Handheld Kinesthetic Devices and Reinforcement Learning for Haptic Guidance

Speaker

Stanford University

Host

Alberto Rodriguez
Abstract: Screens, headphones, and now virtual and augmented reality headsets can provide people with instructions and guidance through visual and auditory feedback. Yet those senses are often overloaded, motivating the display of information through the sense of touch. Haptic devices, which display forces, vibrations, or other touch cues to a user’s hands or body, can be private, intuitive, and leave the other senses free. In this talk, I will discuss several novel hand-held haptic devices that provide clear, directional, kinesthetic cues while allowing the user to move through a large workspace. Using these devices, we study the anisotropies and variability in human touch perception and movement. Using modeling and reinforcement learning techniques, haptic devices can adapt to the user’s responses and provide effective guidance and intuitive touch interactions. These devices have applications in medical guidance and training, navigation, sports, and entertainment. Such holdable devices could enable haptic interfaces to become as prevalent and impactful in our daily lives as visual or audio interfaces.

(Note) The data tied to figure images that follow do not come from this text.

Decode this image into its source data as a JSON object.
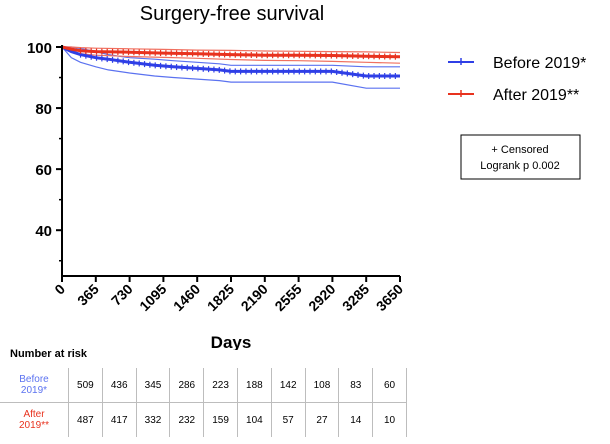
{
  "chart_data": {
    "type": "line",
    "title": "Surgery-free survival",
    "xlabel": "Days",
    "ylabel": "",
    "xlim": [
      0,
      3650
    ],
    "ylim": [
      25,
      100
    ],
    "x_ticks": [
      0,
      365,
      730,
      1095,
      1460,
      1825,
      2190,
      2555,
      2920,
      3285,
      3650
    ],
    "y_ticks": [
      40,
      60,
      80,
      100
    ],
    "legend_position": "top-right",
    "annotation": [
      "+ Censored",
      "Logrank p 0.002"
    ],
    "series": [
      {
        "name": "Before 2019*",
        "color": "#2f3fe6",
        "ci_color": "#5b72f0",
        "x": [
          0,
          100,
          200,
          365,
          500,
          730,
          1000,
          1200,
          1460,
          1700,
          1825,
          2190,
          2555,
          2920,
          3285,
          3650
        ],
        "y": [
          100,
          98.5,
          97.5,
          96.5,
          96,
          95,
          94,
          93.5,
          93,
          92.5,
          92,
          92,
          92,
          92,
          90.5,
          90.5
        ],
        "ci_upper": [
          100,
          100,
          99.5,
          98.5,
          97.5,
          96.5,
          96,
          95.5,
          95,
          94.5,
          94,
          94,
          94,
          94,
          93.5,
          93.5
        ],
        "ci_lower": [
          100,
          96.5,
          95,
          93.5,
          92.5,
          91.5,
          90.5,
          90,
          89.5,
          89,
          88.5,
          88.5,
          88.5,
          88.5,
          86.5,
          86.5
        ]
      },
      {
        "name": "After 2019**",
        "color": "#e8321e",
        "ci_color": "#f07060",
        "x": [
          0,
          100,
          200,
          365,
          730,
          1095,
          1460,
          1825,
          2190,
          2555,
          2920,
          3285,
          3650
        ],
        "y": [
          100,
          99.3,
          98.8,
          98.5,
          98.3,
          98,
          97.8,
          97.5,
          97.3,
          97.3,
          97.2,
          97,
          96.8
        ],
        "ci_upper": [
          100,
          100,
          99.8,
          99.6,
          99.4,
          99.2,
          99,
          98.9,
          98.7,
          98.6,
          98.5,
          98.4,
          98.2
        ],
        "ci_lower": [
          100,
          98.5,
          97.8,
          97.3,
          96.9,
          96.6,
          96.3,
          95.9,
          95.6,
          95.5,
          95.3,
          95,
          94.7
        ]
      }
    ]
  },
  "risk_table": {
    "title": "Number at risk",
    "rows": [
      {
        "label_line1": "Before",
        "label_line2": "2019*",
        "color": "#5b72f0",
        "values": [
          "509",
          "436",
          "345",
          "286",
          "223",
          "188",
          "142",
          "108",
          "83",
          "60"
        ]
      },
      {
        "label_line1": "After",
        "label_line2": "2019**",
        "color": "#e8321e",
        "values": [
          "487",
          "417",
          "332",
          "232",
          "159",
          "104",
          "57",
          "27",
          "14",
          "10"
        ]
      }
    ]
  }
}
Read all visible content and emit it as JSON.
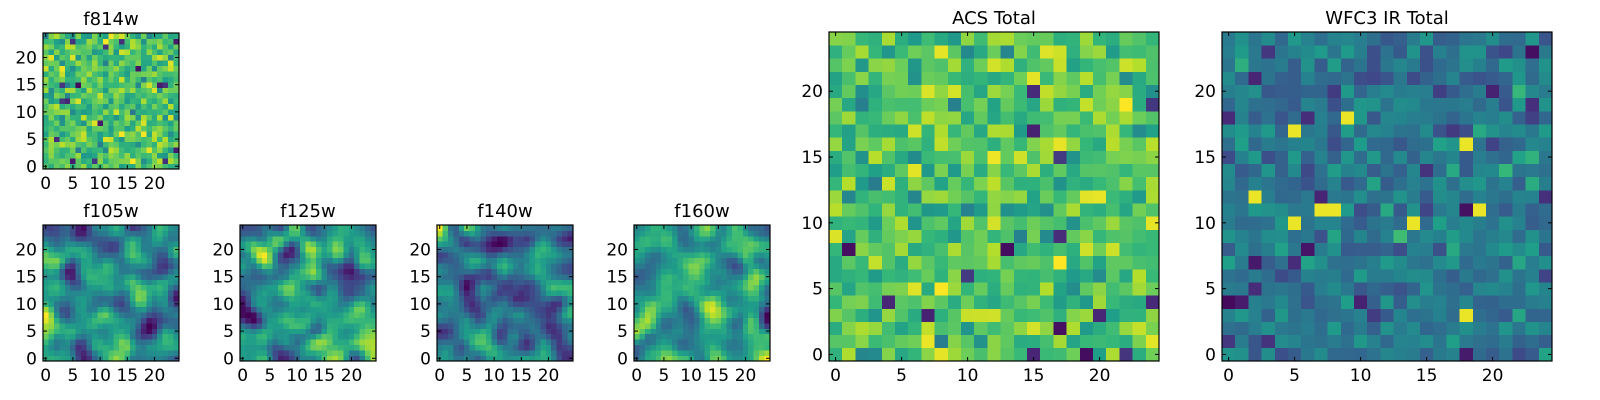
{
  "chart_data": [
    {
      "type": "heatmap",
      "title": "f814w",
      "colormap": "viridis",
      "grid_size": [
        25,
        25
      ],
      "xlim": [
        -0.5,
        24.5
      ],
      "ylim": [
        -0.5,
        24.5
      ],
      "xticks": [
        0,
        5,
        10,
        15,
        20
      ],
      "yticks": [
        0,
        5,
        10,
        15,
        20
      ],
      "xtick_labels": [
        "0",
        "5",
        "10",
        "15",
        "20"
      ],
      "ytick_labels": [
        "0",
        "5",
        "10",
        "15",
        "20"
      ],
      "pattern": "pixel-scale random noise, mostly green-yellow"
    },
    {
      "type": "heatmap",
      "title": "f105w",
      "colormap": "viridis",
      "grid_size": [
        25,
        25
      ],
      "xlim": [
        -0.5,
        24.5
      ],
      "ylim": [
        -0.5,
        24.5
      ],
      "xticks": [
        0,
        5,
        10,
        15,
        20
      ],
      "yticks": [
        0,
        5,
        10,
        15,
        20
      ],
      "xtick_labels": [
        "0",
        "5",
        "10",
        "15",
        "20"
      ],
      "ytick_labels": [
        "0",
        "5",
        "10",
        "15",
        "20"
      ],
      "pattern": "smoothed correlated noise"
    },
    {
      "type": "heatmap",
      "title": "f125w",
      "colormap": "viridis",
      "grid_size": [
        25,
        25
      ],
      "xlim": [
        -0.5,
        24.5
      ],
      "ylim": [
        -0.5,
        24.5
      ],
      "xticks": [
        0,
        5,
        10,
        15,
        20
      ],
      "yticks": [
        0,
        5,
        10,
        15,
        20
      ],
      "xtick_labels": [
        "0",
        "5",
        "10",
        "15",
        "20"
      ],
      "ytick_labels": [
        "0",
        "5",
        "10",
        "15",
        "20"
      ],
      "pattern": "smoothed correlated noise"
    },
    {
      "type": "heatmap",
      "title": "f140w",
      "colormap": "viridis",
      "grid_size": [
        25,
        25
      ],
      "xlim": [
        -0.5,
        24.5
      ],
      "ylim": [
        -0.5,
        24.5
      ],
      "xticks": [
        0,
        5,
        10,
        15,
        20
      ],
      "yticks": [
        0,
        5,
        10,
        15,
        20
      ],
      "xtick_labels": [
        "0",
        "5",
        "10",
        "15",
        "20"
      ],
      "ytick_labels": [
        "0",
        "5",
        "10",
        "15",
        "20"
      ],
      "pattern": "smoothed correlated noise"
    },
    {
      "type": "heatmap",
      "title": "f160w",
      "colormap": "viridis",
      "grid_size": [
        25,
        25
      ],
      "xlim": [
        -0.5,
        24.5
      ],
      "ylim": [
        -0.5,
        24.5
      ],
      "xticks": [
        0,
        5,
        10,
        15,
        20
      ],
      "yticks": [
        0,
        5,
        10,
        15,
        20
      ],
      "xtick_labels": [
        "0",
        "5",
        "10",
        "15",
        "20"
      ],
      "ytick_labels": [
        "0",
        "5",
        "10",
        "15",
        "20"
      ],
      "pattern": "smoothed correlated noise"
    },
    {
      "type": "heatmap",
      "title": "ACS Total",
      "colormap": "viridis",
      "grid_size": [
        25,
        25
      ],
      "xlim": [
        -0.5,
        24.5
      ],
      "ylim": [
        -0.5,
        24.5
      ],
      "xticks": [
        0,
        5,
        10,
        15,
        20
      ],
      "yticks": [
        0,
        5,
        10,
        15,
        20
      ],
      "xtick_labels": [
        "0",
        "5",
        "10",
        "15",
        "20"
      ],
      "ytick_labels": [
        "0",
        "5",
        "10",
        "15",
        "20"
      ],
      "pattern": "random noise, mostly green-yellow with a few dark pixels"
    },
    {
      "type": "heatmap",
      "title": "WFC3 IR Total",
      "colormap": "viridis",
      "grid_size": [
        25,
        25
      ],
      "xlim": [
        -0.5,
        24.5
      ],
      "ylim": [
        -0.5,
        24.5
      ],
      "xticks": [
        0,
        5,
        10,
        15,
        20
      ],
      "yticks": [
        0,
        5,
        10,
        15,
        20
      ],
      "xtick_labels": [
        "0",
        "5",
        "10",
        "15",
        "20"
      ],
      "ytick_labels": [
        "0",
        "5",
        "10",
        "15",
        "20"
      ],
      "pattern": "random noise, mostly blue-teal with a few bright yellow pixels"
    }
  ]
}
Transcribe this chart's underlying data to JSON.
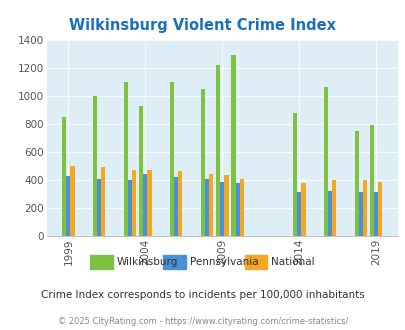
{
  "title": "Wilkinsburg Violent Crime Index",
  "title_color": "#1a6fba",
  "subtitle": "Crime Index corresponds to incidents per 100,000 inhabitants",
  "footer": "© 2025 CityRating.com - https://www.cityrating.com/crime-statistics/",
  "years": [
    1999,
    2001,
    2003,
    2004,
    2006,
    2008,
    2009,
    2010,
    2014,
    2016,
    2018,
    2019
  ],
  "wilkinsburg": [
    850,
    1000,
    1100,
    925,
    1100,
    1050,
    1220,
    1290,
    880,
    1060,
    745,
    790
  ],
  "pennsylvania": [
    425,
    405,
    400,
    440,
    420,
    405,
    385,
    375,
    315,
    320,
    315,
    310
  ],
  "national": [
    500,
    490,
    470,
    470,
    465,
    445,
    435,
    405,
    380,
    400,
    400,
    385
  ],
  "wilkinsburg_color": "#7dc242",
  "pennsylvania_color": "#4a90d9",
  "national_color": "#f5a623",
  "bg_color": "#ddeef6",
  "ylim": [
    0,
    1400
  ],
  "yticks": [
    0,
    200,
    400,
    600,
    800,
    1000,
    1200,
    1400
  ],
  "xtick_labels": [
    "1999",
    "2004",
    "2009",
    "2014",
    "2019"
  ],
  "xtick_year_positions": [
    1999,
    2004,
    2009,
    2014,
    2019
  ],
  "bar_width": 0.27
}
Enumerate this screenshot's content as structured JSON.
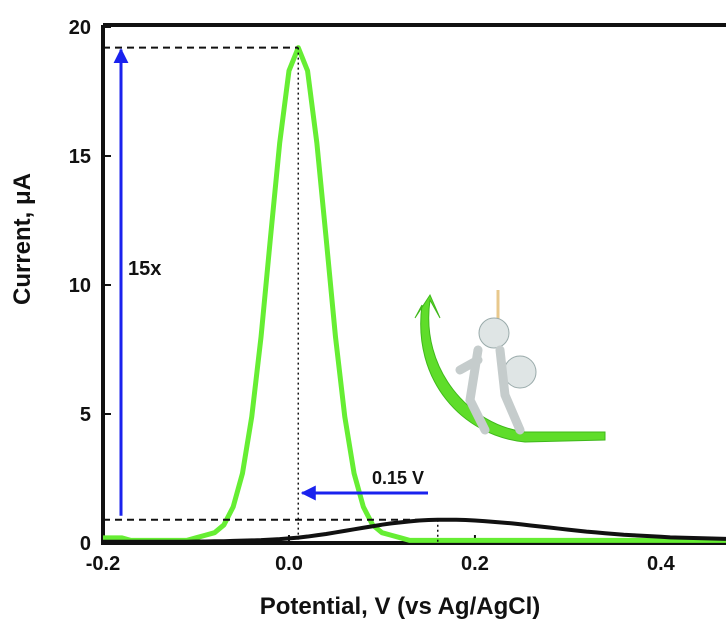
{
  "chart_data": {
    "type": "line",
    "x_label": "Potential, V (vs Ag/AgCl)",
    "y_label": "Current, μA",
    "annotations": [
      "15x",
      "0.15 V"
    ],
    "xlim": [
      -0.2,
      0.47
    ],
    "ylim": [
      0,
      20
    ],
    "xticks": [
      -0.2,
      {
        "value": 0,
        "label": "0.0"
      },
      0.2,
      0.4
    ],
    "yticks": [
      0,
      5,
      10,
      15,
      20
    ],
    "x": [
      -0.2,
      -0.19,
      -0.18,
      -0.17,
      -0.16,
      -0.15,
      -0.14,
      -0.13,
      -0.12,
      -0.11,
      -0.1,
      -0.09,
      -0.08,
      -0.07,
      -0.06,
      -0.05,
      -0.04,
      -0.03,
      -0.02,
      -0.01,
      0,
      0.01,
      0.02,
      0.03,
      0.04,
      0.05,
      0.06,
      0.07,
      0.08,
      0.09,
      0.1,
      0.11,
      0.12,
      0.13,
      0.14,
      0.15,
      0.16,
      0.17,
      0.18,
      0.19,
      0.2,
      0.21,
      0.22,
      0.23,
      0.24,
      0.25,
      0.26,
      0.27,
      0.28,
      0.29,
      0.3,
      0.31,
      0.32,
      0.33,
      0.34,
      0.35,
      0.36,
      0.37,
      0.38,
      0.39,
      0.4,
      0.41,
      0.42,
      0.43,
      0.44,
      0.45,
      0.46,
      0.47
    ],
    "series": [
      {
        "color": "#66ee33",
        "values": [
          0.2,
          0.2,
          0.2,
          0.1,
          0.1,
          0.1,
          0.1,
          0.1,
          0.1,
          0.1,
          0.2,
          0.3,
          0.4,
          0.7,
          1.4,
          2.7,
          4.9,
          8.0,
          11.8,
          15.5,
          18.3,
          19.2,
          18.3,
          15.5,
          11.8,
          8.0,
          4.9,
          2.7,
          1.4,
          0.7,
          0.4,
          0.3,
          0.2,
          0.1,
          0.1,
          0.1,
          0.1,
          0.1,
          0.1,
          0.1,
          0.1,
          0.1,
          0.1,
          0.1,
          0.1,
          0.1,
          0.1,
          0.1,
          0.1,
          0.1,
          0.1,
          0.1,
          0.1,
          0.1,
          0.1,
          0.1,
          0.1,
          0.1,
          0.1,
          0.1,
          0.1,
          0.1,
          0.1,
          0.1,
          0.1,
          0.1,
          0.1,
          0.1
        ]
      },
      {
        "color": "#111111",
        "values": [
          0.05,
          0.05,
          0.05,
          0.05,
          0.05,
          0.05,
          0.05,
          0.05,
          0.05,
          0.05,
          0.06,
          0.06,
          0.07,
          0.07,
          0.08,
          0.09,
          0.1,
          0.11,
          0.13,
          0.15,
          0.18,
          0.21,
          0.25,
          0.3,
          0.35,
          0.41,
          0.47,
          0.53,
          0.59,
          0.65,
          0.71,
          0.76,
          0.8,
          0.84,
          0.87,
          0.89,
          0.9,
          0.9,
          0.9,
          0.89,
          0.87,
          0.85,
          0.82,
          0.79,
          0.76,
          0.72,
          0.68,
          0.64,
          0.6,
          0.56,
          0.52,
          0.48,
          0.44,
          0.41,
          0.38,
          0.35,
          0.32,
          0.3,
          0.28,
          0.26,
          0.24,
          0.22,
          0.21,
          0.2,
          0.19,
          0.18,
          0.17,
          0.16
        ]
      }
    ]
  }
}
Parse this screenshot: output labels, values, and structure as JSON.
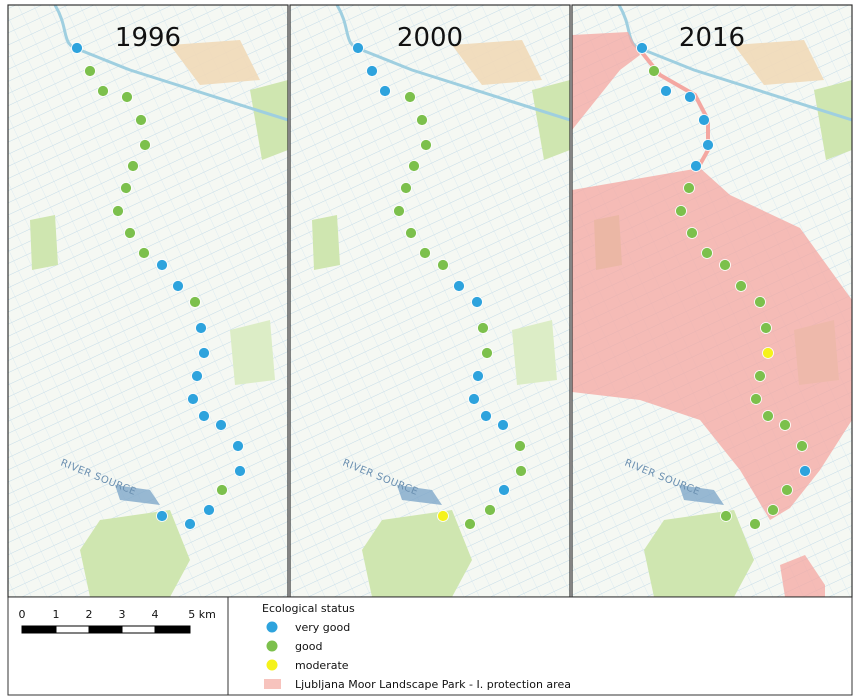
{
  "panels": [
    {
      "year": "1996",
      "river_label": "RIVER SOURCE"
    },
    {
      "year": "2000",
      "river_label": "RIVER SOURCE"
    },
    {
      "year": "2016",
      "river_label": "RIVER SOURCE"
    }
  ],
  "scale_bar": {
    "labels": [
      "0",
      "1",
      "2",
      "3",
      "4",
      "5 km"
    ]
  },
  "legend": {
    "title": "Ecological status",
    "items": [
      "very good",
      "good",
      "moderate",
      "Ljubljana Moor Landscape Park - I. protection area"
    ]
  }
}
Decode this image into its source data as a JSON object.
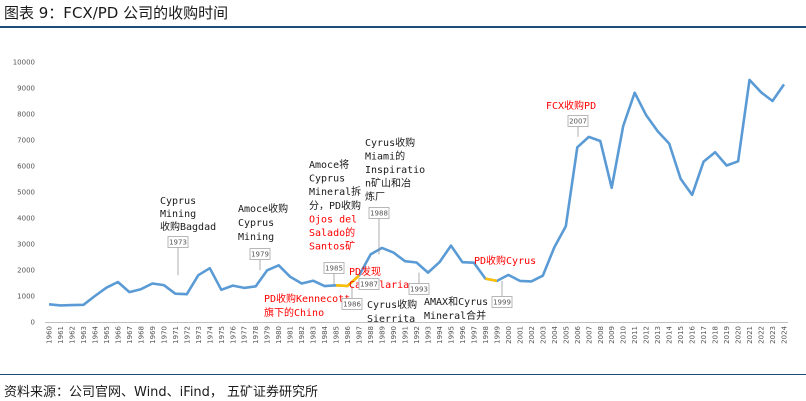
{
  "header": {
    "title": "图表 9：FCX/PD 公司的收购时间"
  },
  "footer": {
    "source": "资料来源：公司官网、Wind、iFind，  五矿证券研究所"
  },
  "colors": {
    "line": "#5b9bd5",
    "highlight": "#ffc000",
    "red_text": "#ff0000",
    "black_text": "#1a1a1a",
    "rule": "#1f4e79"
  },
  "chart_data": {
    "type": "line",
    "title": "",
    "xlabel": "",
    "ylabel": "",
    "ylim": [
      0,
      10000
    ],
    "yticks": [
      0,
      1000,
      2000,
      3000,
      4000,
      5000,
      6000,
      7000,
      8000,
      9000,
      10000
    ],
    "grid": false,
    "legend": "none",
    "x": [
      "1960",
      "1961",
      "1962",
      "1963",
      "1964",
      "1965",
      "1966",
      "1967",
      "1968",
      "1969",
      "1970",
      "1971",
      "1972",
      "1973",
      "1974",
      "1975",
      "1976",
      "1977",
      "1978",
      "1979",
      "1980",
      "1981",
      "1982",
      "1983",
      "1984",
      "1985",
      "1986",
      "1987",
      "1988",
      "1989",
      "1990",
      "1991",
      "1992",
      "1993",
      "1994",
      "1995",
      "1996",
      "1997",
      "1998",
      "1999",
      "2000",
      "2001",
      "2002",
      "2003",
      "2004",
      "2005",
      "2006",
      "2007",
      "2008",
      "2009",
      "2010",
      "2011",
      "2012",
      "2013",
      "2014",
      "2015",
      "2016",
      "2017",
      "2018",
      "2019",
      "2020",
      "2021",
      "2022",
      "2023",
      "2024"
    ],
    "values": [
      680,
      640,
      650,
      660,
      1000,
      1320,
      1540,
      1150,
      1260,
      1480,
      1420,
      1090,
      1070,
      1800,
      2070,
      1240,
      1400,
      1310,
      1370,
      1990,
      2180,
      1740,
      1480,
      1590,
      1380,
      1410,
      1390,
      1790,
      2600,
      2850,
      2670,
      2340,
      2290,
      1900,
      2300,
      2940,
      2300,
      2280,
      1670,
      1580,
      1810,
      1580,
      1560,
      1780,
      2870,
      3680,
      6720,
      7120,
      6960,
      5160,
      7540,
      8820,
      7950,
      7340,
      6860,
      5510,
      4890,
      6170,
      6530,
      6020,
      6180,
      9310,
      8840,
      8500,
      9140
    ],
    "highlight_segments": [
      [
        25,
        27
      ],
      [
        38,
        39
      ]
    ],
    "annotations": [
      {
        "year": "1973",
        "text": [
          "Cyprus",
          "Mining",
          "收购Bagdad"
        ],
        "color": "black"
      },
      {
        "year": "1979",
        "text": [
          "Amoce收购",
          "Cyprus",
          "Mining"
        ],
        "color": "black"
      },
      {
        "year": "1985",
        "text": [
          "Amoce将",
          "Cyprus",
          "Mineral拆",
          "分，PD收购",
          "Ojos del",
          "Salado的",
          "Santos矿"
        ],
        "color": "mixed"
      },
      {
        "year": "1986",
        "text": [
          "PD收购Kennecott",
          "旗下的Chino"
        ],
        "color": "red"
      },
      {
        "year": "1987",
        "text": [
          "PD发现",
          "Candelaria"
        ],
        "color": "red"
      },
      {
        "year": "1988",
        "text": [
          "Cyrus收购",
          "Miami的",
          "Inspiratio",
          "n矿山和冶",
          "炼厂"
        ],
        "color": "black"
      },
      {
        "year": "1993",
        "text": [
          "Cyrus收购",
          "Sierrita"
        ],
        "color": "black"
      },
      {
        "year": "1993b",
        "text": [
          "AMAX和Cyrus",
          "Mineral合并"
        ],
        "color": "black"
      },
      {
        "year": "1999",
        "text": [
          "PD收购Cyrus"
        ],
        "color": "red"
      },
      {
        "year": "2007",
        "text": [
          "FCX收购PD"
        ],
        "color": "red"
      }
    ]
  }
}
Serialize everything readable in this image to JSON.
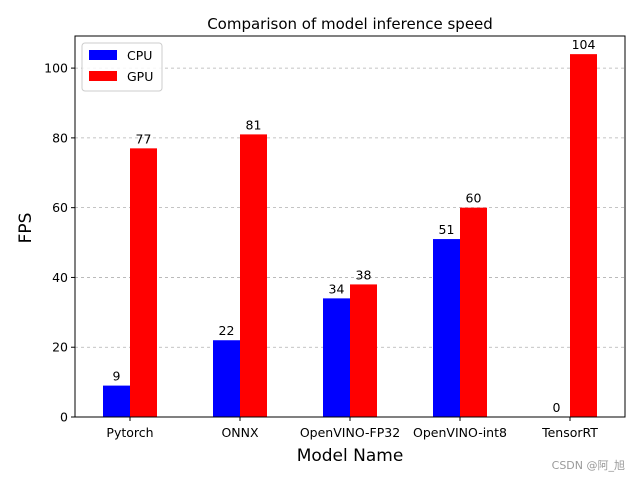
{
  "chart_data": {
    "type": "bar",
    "title": "Comparison of model inference speed",
    "xlabel": "Model Name",
    "ylabel": "FPS",
    "categories": [
      "Pytorch",
      "ONNX",
      "OpenVINO-FP32",
      "OpenVINO-int8",
      "TensorRT"
    ],
    "series": [
      {
        "name": "CPU",
        "color": "#0000ff",
        "values": [
          9,
          22,
          34,
          51,
          0
        ]
      },
      {
        "name": "GPU",
        "color": "#ff0000",
        "values": [
          77,
          81,
          38,
          60,
          104
        ]
      }
    ],
    "ylim": [
      0,
      109.2
    ],
    "yticks": [
      0,
      20,
      40,
      60,
      80,
      100
    ],
    "grid": "y-dashed",
    "legend": "top-left"
  },
  "watermark": "CSDN @阿_旭"
}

Bio: Julie Walker is a Ph.D. Candidate in Mechanical Engineering at Stanford University. She is a member of the Collaborative Haptics and Robotics in Medicine Lab, led by Professor Allison Okamura. She received a masters degree from Stanford University and a bachelors degree in Mechanical Engineering at Rice University. She has worked in haptics and human robot-interaction research since 2012, studying haptic feedback for prosthetic hands, robotic surgery, and teleoperation. Her Ph.D. thesis work focuses on haptic guidance through novel handheld devices, particularly for medical applications. She has received an NSF Graduate Research Fellowship and a Chateaubriand Fellowship.